In Weston's Grail myth the hero is a success or failure, worthy or unworthy. This ending is often mirrored in nature; the sky, the river, and trees are often symbols of regeneration. Mason uses these elements, but not definitively, for in the twentieth century the answers are not always clear-cut. At the moment of Leroy's epiphany, Norma Jean literally leaves him, walking away so as to add physical distance to the psychic distance already between them. His eyes open, Leroy follows her through the cemetery along the archetypal “serpentine brick path” (16); since the garden of Eden, the snake has suggested forbidden yet necessary knowledge. However, his leg, in no better shape than his marriage, “still hurts him” (16)—i.e., the maimed king has not been healed. At the end of Mason's story, the hero and the lady are not united. Norma Jean stands “far away” (16) on a bluff overlooking the Tennessee River. The rebirth of their marriage verges on possibility, but is not a fait accompli. The story's last ambiguity is Norma Jean's final gesture: is it a wave good-bye or is Norma Jean beckoning to Leroy? Mason's Grail symbols don't tell us. The river is flowing, but in the distance. The couple is neither immersed in it nor travelling upon it; they stand on the precipice of possibility. The sky is not blue with the purity of a new day for the land, but “unusually pale” (16), the color (off-white) of the dust ruffle Mabel made for their bed.

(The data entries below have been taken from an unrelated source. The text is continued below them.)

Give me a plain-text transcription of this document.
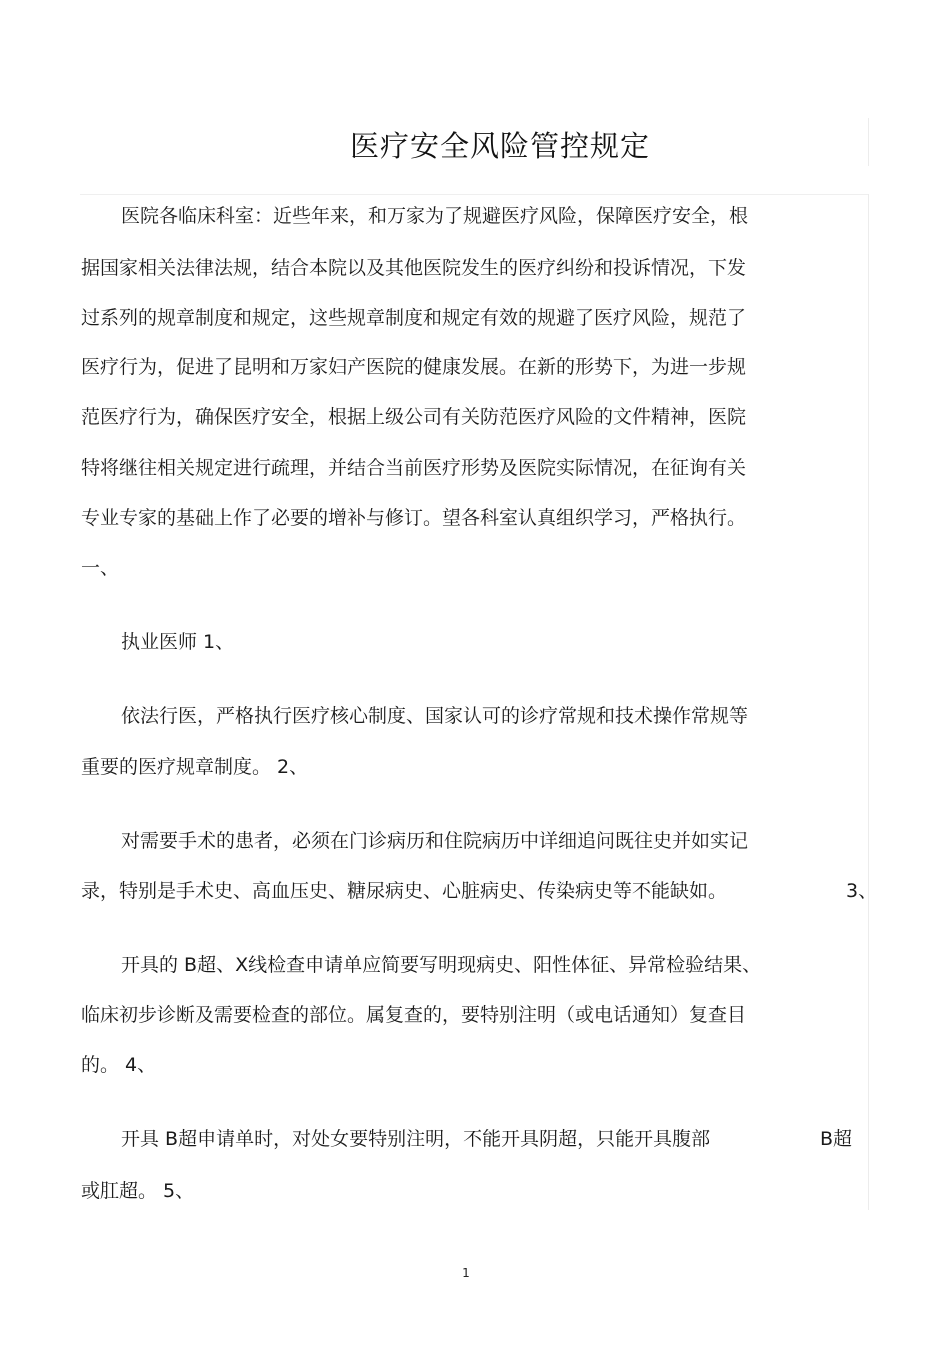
医疗安全风险管控规定
医院各临床科室：近些年来，和万家为了规避医疗风险，保障医疗安全，根
据国家相关法律法规，结合本院以及其他医院发生的医疗纠纷和投诉情况，下发
过系列的规章制度和规定，这些规章制度和规定有效的规避了医疗风险，规范了
医疗行为，促进了昆明和万家妇产医院的健康发展。在新的形势下，为进一步规
范医疗行为，确保医疗安全，根据上级公司有关防范医疗风险的文件精神，医院
特将继往相关规定进行疏理，并结合当前医疗形势及医院实际情况，在征询有关
专业专家的基础上作了必要的增补与修订。望各科室认真组织学习，严格执行。
一、
执业医师 1、
依法行医，严格执行医疗核心制度、国家认可的诊疗常规和技术操作常规等
重要的医疗规章制度。 2、
对需要手术的患者，必须在门诊病历和住院病历中详细追问既往史并如实记
录，特别是手术史、高血压史、糖尿病史、心脏病史、传染病史等不能缺如。	3、
开具的 B超、X线检查申请单应简要写明现病史、阳性体征、异常检验结果、
临床初步诊断及需要检查的部位。属复查的，要特别注明（或电话通知）复查目
的。 4、
开具 B超申请单时，对处女要特别注明，不能开具阴超，只能开具腹部	B超
或肛超。 5、
1
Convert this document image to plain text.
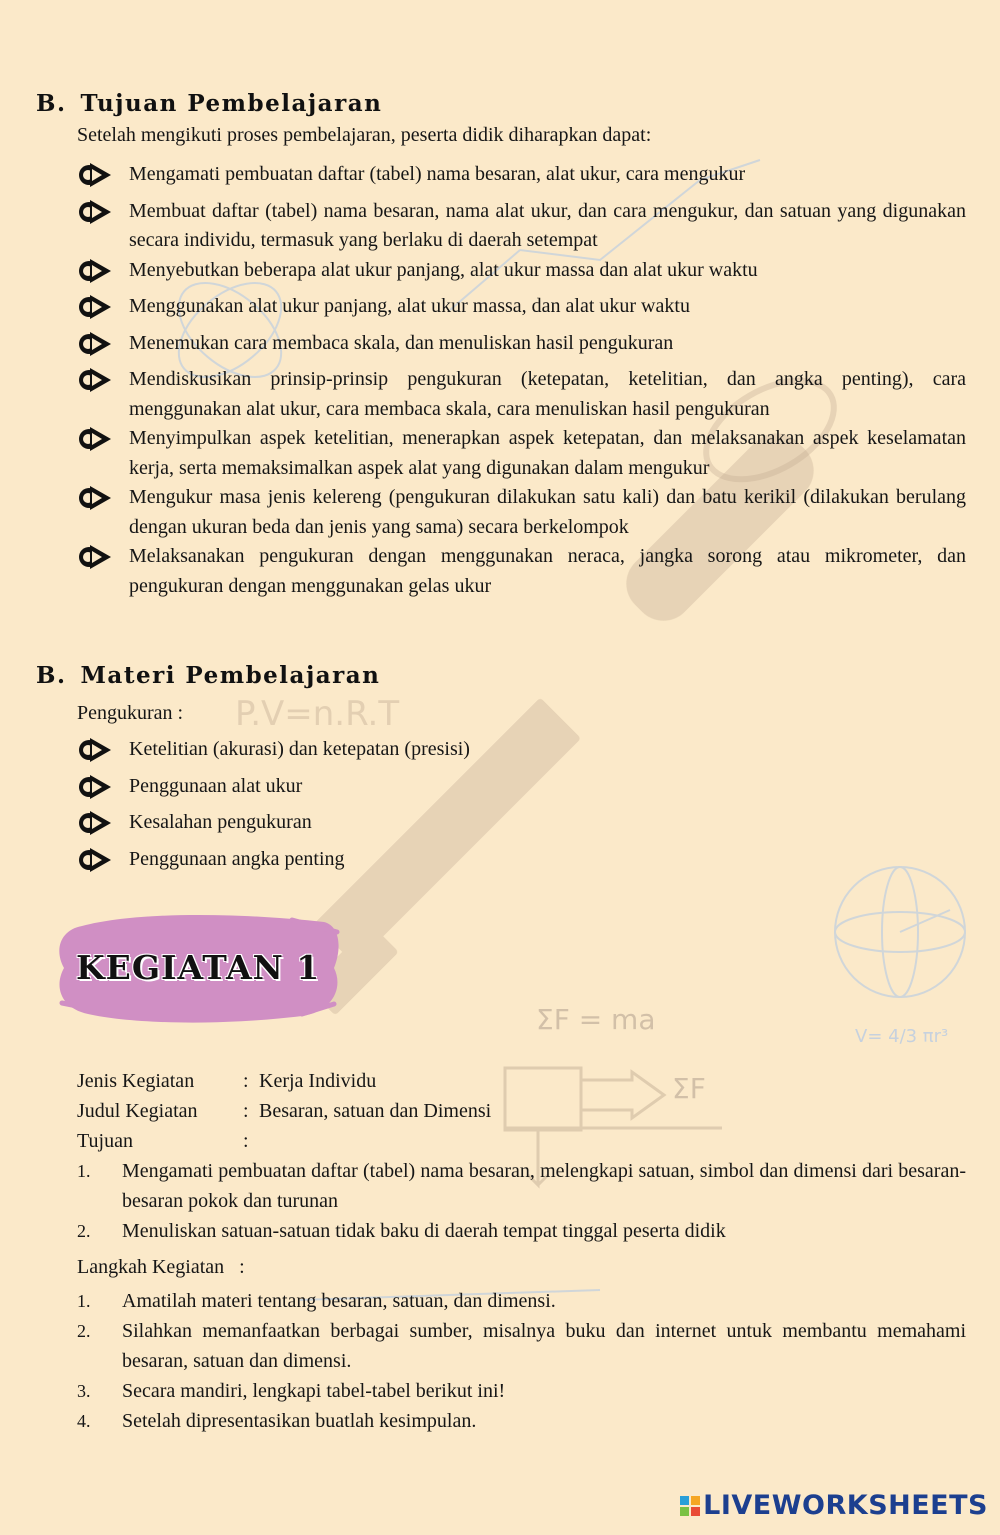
P.V=n.R.T
ΣF = ma
ΣF
V= 4/3 πr³
B. Tujuan Pembelajaran
Setelah mengikuti proses pembelajaran, peserta didik diharapkan dapat:
Mengamati pembuatan daftar (tabel) nama besaran, alat ukur, cara mengukur
Membuat daftar (tabel) nama besaran, nama alat ukur, dan cara mengukur, dan satuan yang digunakan secara individu, termasuk yang berlaku di daerah setempat
Menyebutkan beberapa alat ukur panjang, alat ukur massa dan alat ukur waktu
Menggunakan alat ukur panjang, alat ukur massa, dan alat ukur waktu
Menemukan cara membaca skala, dan menuliskan hasil pengukuran
Mendiskusikan prinsip-prinsip pengukuran (ketepatan, ketelitian, dan angka penting), cara menggunakan alat ukur, cara membaca skala, cara menuliskan hasil pengukuran
Menyimpulkan aspek ketelitian, menerapkan aspek ketepatan, dan melaksanakan aspek keselamatan kerja, serta memaksimalkan aspek alat yang digunakan dalam mengukur
Mengukur masa jenis kelereng (pengukuran dilakukan satu kali) dan batu kerikil (dilakukan berulang dengan ukuran beda dan jenis yang sama) secara berkelompok
Melaksanakan pengukuran dengan menggunakan neraca, jangka sorong atau mikrometer, dan pengukuran dengan menggunakan gelas ukur
B. Materi Pembelajaran
Pengukuran :
Ketelitian (akurasi) dan ketepatan (presisi)
Penggunaan alat ukur
Kesalahan pengukuran
Penggunaan angka penting
KEGIATAN 1
Jenis Kegiatan	: Kerja Individu
Judul Kegiatan	: Besaran, satuan dan Dimensi
Tujuan	:
1. Mengamati pembuatan daftar (tabel) nama besaran, melengkapi satuan, simbol dan dimensi dari besaran-besaran pokok dan turunan
2. Menuliskan satuan-satuan tidak baku di daerah tempat tinggal peserta didik
Langkah Kegiatan   :
1. Amatilah materi tentang besaran, satuan, dan dimensi.
2. Silahkan memanfaatkan berbagai sumber, misalnya buku dan internet untuk membantu memahami besaran, satuan dan dimensi.
3. Secara mandiri, lengkapi tabel-tabel berikut ini!
4. Setelah dipresentasikan buatlah kesimpulan.
LIVEWORKSHEETS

Mason, then, makes Leroy Moffitt trace the traditional path of the Grail quest. From the maimed king to the Perilous Cemetery, many of the Grail trappings are present. Thus, “Shiloh” transcends its minimalist labeling by using the universality of the Grail myth to suggest the lack of certainty in modern-day relationships.
Works Cited
Henning, Barbara. “Minimalism and the American Dream: ‘Shiloh’ by Bobbie Ann Mason and ‘Preservation’ by Raymond Carver.” Modern Fiction Studies 35 (1989): 689–98.
Jung, C. G. The Archetypes of the Collective Unconscious. Trans. R. F. C. Hull. 2nd ed. Princeton: Princeton UP, 1968.
Mason, Bobbie Ann. Shiloh, and Other Stories. New York: Harper, 1983.
Weston, Jessie. From Ritual to Romance. New York: Doubleday, 1957.